Он рассеянно слушал рассказы Брускова, среди обеда откладывал вдруг ложку, отодвигал тарелку, хватался за блокнот и карандаш, и лихорадочные вычисления наполняли листок за листком. Так продолжалось довольно долго. Наконец он вдруг исчез, совершенно перестал появляться в институте, не заходил в столовую.
Встревоженный Брусков пошел к нему на дом и застал его среди груды книг и бумаг. Обычно светлая, чисто прибранная комната Мареева теперь имела странный вид. На столе, на стульях, на полу лежали обломки какого-то белого металла, образцы различных деталей; в углах лежали кучки черной земли: пыль густым слоем покрывала мебель, подоконники и даже постель, небрежно, наспех убранную. В углу стоял на треножнике небольшой тигель, возле него кучка железных опилок и еще какой-то смеси.
Брусков остановился у порога, пораженный этой необычной картиной. Мареев оглянулся, оторвавшись от работы, как будто просыпаясь от тяжелого сна.
– А, Михаил!.. Это ты…
Он встал из-за стола и пошел навстречу Брускову. Он очень похудел, глаза были воспалены, он был небрит, плохо причесан и небрежно одет.

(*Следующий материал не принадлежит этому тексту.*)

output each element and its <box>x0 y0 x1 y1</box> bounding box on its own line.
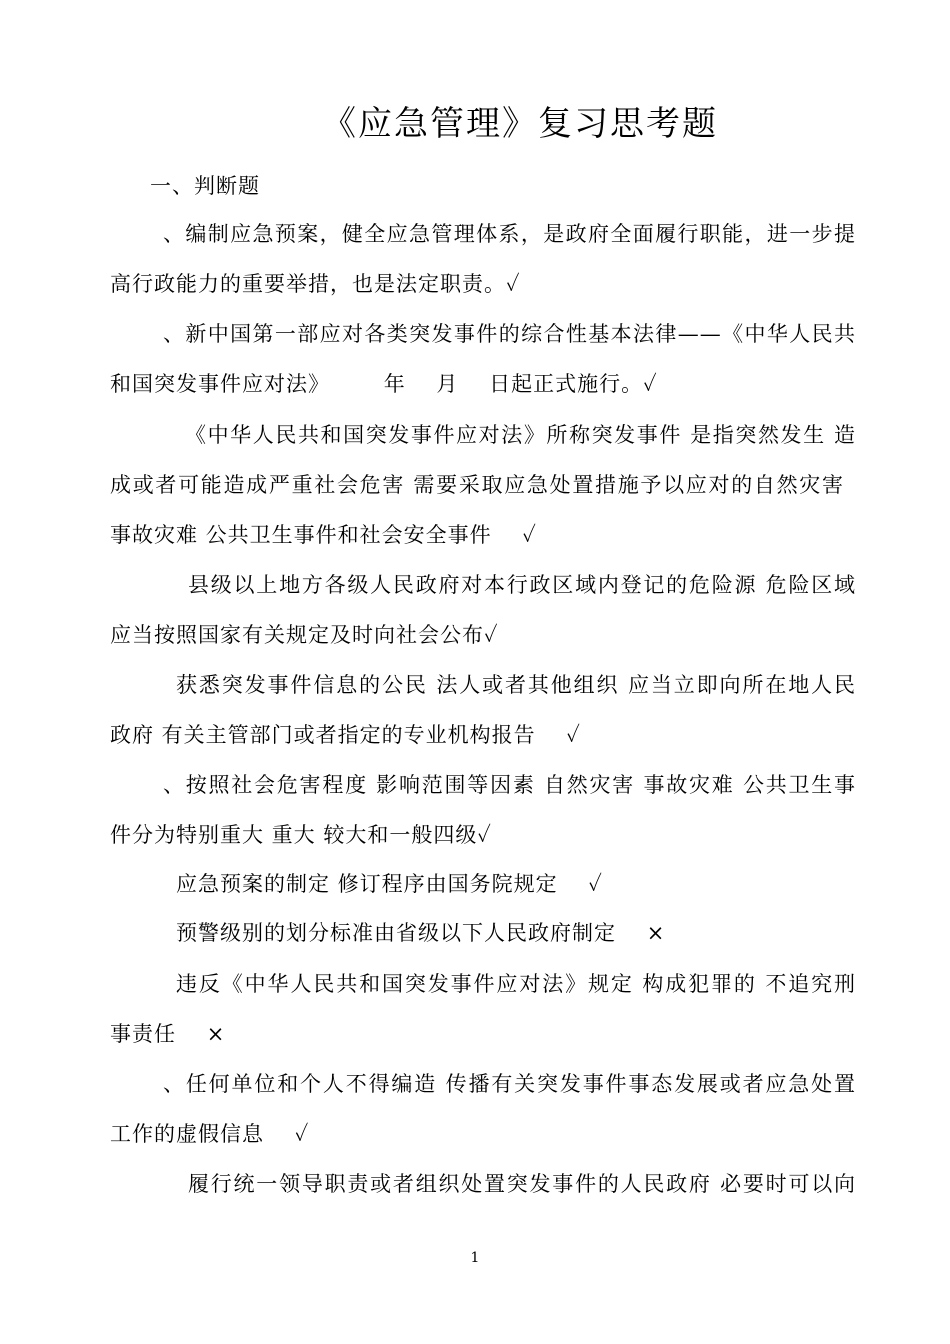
text-line: 成或者可能造成严重社会危害 需要采取应急处置措施予以应对的自然灾害 <box>110 473 844 497</box>
text-line: 履行统一领导职责或者组织处置突发事件的人民政府 必要时可以向 <box>188 1172 856 1196</box>
text-line: 应当按照国家有关规定及时向社会公布✓ <box>110 623 499 647</box>
text-line: 、编制应急预案，健全应急管理体系，是政府全面履行职能，进一步提 <box>163 222 856 246</box>
text-line: 工作的虚假信息 ✓ <box>110 1122 310 1146</box>
text-line: 违反《中华人民共和国突发事件应对法》规定 构成犯罪的 不追究刑 <box>176 972 856 996</box>
text-line: 应急预案的制定 修订程序由国务院规定 ✓ <box>176 872 603 896</box>
text-line: 县级以上地方各级人民政府对本行政区域内登记的危险源 危险区域 <box>188 573 856 597</box>
page-title: 《应急管理》复习思考题 <box>322 104 718 144</box>
text-line: 高行政能力的重要举措，也是法定职责。✓ <box>110 272 521 296</box>
text-line: 获悉突发事件信息的公民 法人或者其他组织 应当立即向所在地人民 <box>176 673 856 697</box>
text-line: 预警级别的划分标准由省级以下人民政府制定 × <box>176 921 666 945</box>
text-line: 政府 有关主管部门或者指定的专业机构报告 ✓ <box>110 723 581 747</box>
text-line: 、新中国第一部应对各类突发事件的综合性基本法律——《中华人民共 <box>163 322 856 346</box>
text-line: 、任何单位和个人不得编造 传播有关突发事件事态发展或者应急处置 <box>163 1072 856 1096</box>
text-line: 、按照社会危害程度 影响范围等因素 自然灾害 事故灾难 公共卫生事 <box>163 773 856 797</box>
text-line: 件分为特别重大 重大 较大和一般四级✓ <box>110 823 492 847</box>
section-heading: 一、判断题 <box>150 174 260 198</box>
text-line: 《中华人民共和国突发事件应对法》所称突发事件 是指突然发生 造 <box>185 423 856 447</box>
text-line: 事责任 × <box>110 1022 226 1046</box>
page-number: 1 <box>470 1250 480 1266</box>
text-line: 事故灾难 公共卫生事件和社会安全事件 ✓ <box>110 523 537 547</box>
text-line: 和国突发事件应对法》 年 月 日起正式施行。✓ <box>110 372 658 396</box>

– Извини меня, Михаил, но я никак не могу говорить сейчас с тобой. Завтра, послезавтра… мы увидимся… Я тебе все расскажу… Я уже кончаю… У меня новый проект. Ну, до свидания, Михаил… Извини меня…
Брусков и сам не заметил, как он очутился на улице.
Через несколько дней, в дождливое осеннее утро, когда Михаил совсем было собрался уже выходить на работу в институт, в комнату к нему вошел Мареев.
Он был без пальто, в мокрой, прилипшей к телу косоворотке, без шляпы.
Похудевшее лицо поражало усталым, измученным видом, но в глазах горело лихорадочное возбуждение, румянец обжигал его впавшие щеки.
– Не ходи сегодня никуда, Михаил! – сказал Мареев, вяло пожимая руку Брускову. – Оставайся дома. Мне нужно говорить, говорить и говорить!
Он устало опустился на стул.
– В чем дело? – тревожно спросил Брусков. – Ты очень скверно выглядишь…
– Нет ли у тебя чаю? Голова очень болит…
Пока Брусков подогревал чай, Мареев сидел с закрытыми глазами, опустив голову на руки.
Потом он тихо рассмеялся и сказал:
– Михаил, хочешь прокатиться со мной в тартарары в специальном вагоне? Я тебе оставлю в нем место…
Голубые глаза Брускова застыли в недоуменном вопросе:
– Какой вагон?.. Какие тартарары?..
– Ах, Михаил! – сказал Мареев, подняв голову. – Я тебе сейчас все расскажу… Я все утро ходил по городу, пьяный от счастья. Я все продумал и проверил. Вот, слушай! Ты про Ярмолинского слыхал? Про советского инженера Ярмолинского? Да, да! Который горячую воду добывает из глубины земли… так с полутора-двух тысяч метров глубины… Он снабжает этой водой все прачечные, бани, теплофицирует дома, предприятия… Какой противный чай…
Озноб у меня, что ли? И голова все сильнее болит… Да… О чем я? О Ярмолинском. Он еще в тридцать третьем году первым предложил у нас этот способ использования подземной теплоты. Так вот… Несколько месяцев назад прочитал я его статью, где он пропагандирует свою новую идею – пробурить в земле скважину на глубину до четырех тысяч метров, чтобы получить воду с температурой в сто пятьдесят градусов. В его расчетах мне показалось кое-что неправильным, и я захотел проверить его. Как тебе известно, в среднем на каждые тридцать три метра глубины теплота возрастает на один градус Цельсия…
Он перешел на диван и полулежа продолжал:
– На больших глубинах должна быть очень высокая температура… очень большая жара… Но жар не опасен… Мы будем в скафандрах… Мы завоюем жар земли…
Снаряд легкий и мощный… Подземная лодка… Какая неимоверная жара!..
Смотри, смотри!.. Потоки лавы текут… Базальт и гнейс…
Мареев бредил…
Брусков сидел в комнате Мареева и при свете лампы на письменном столе разбирал его бумаги.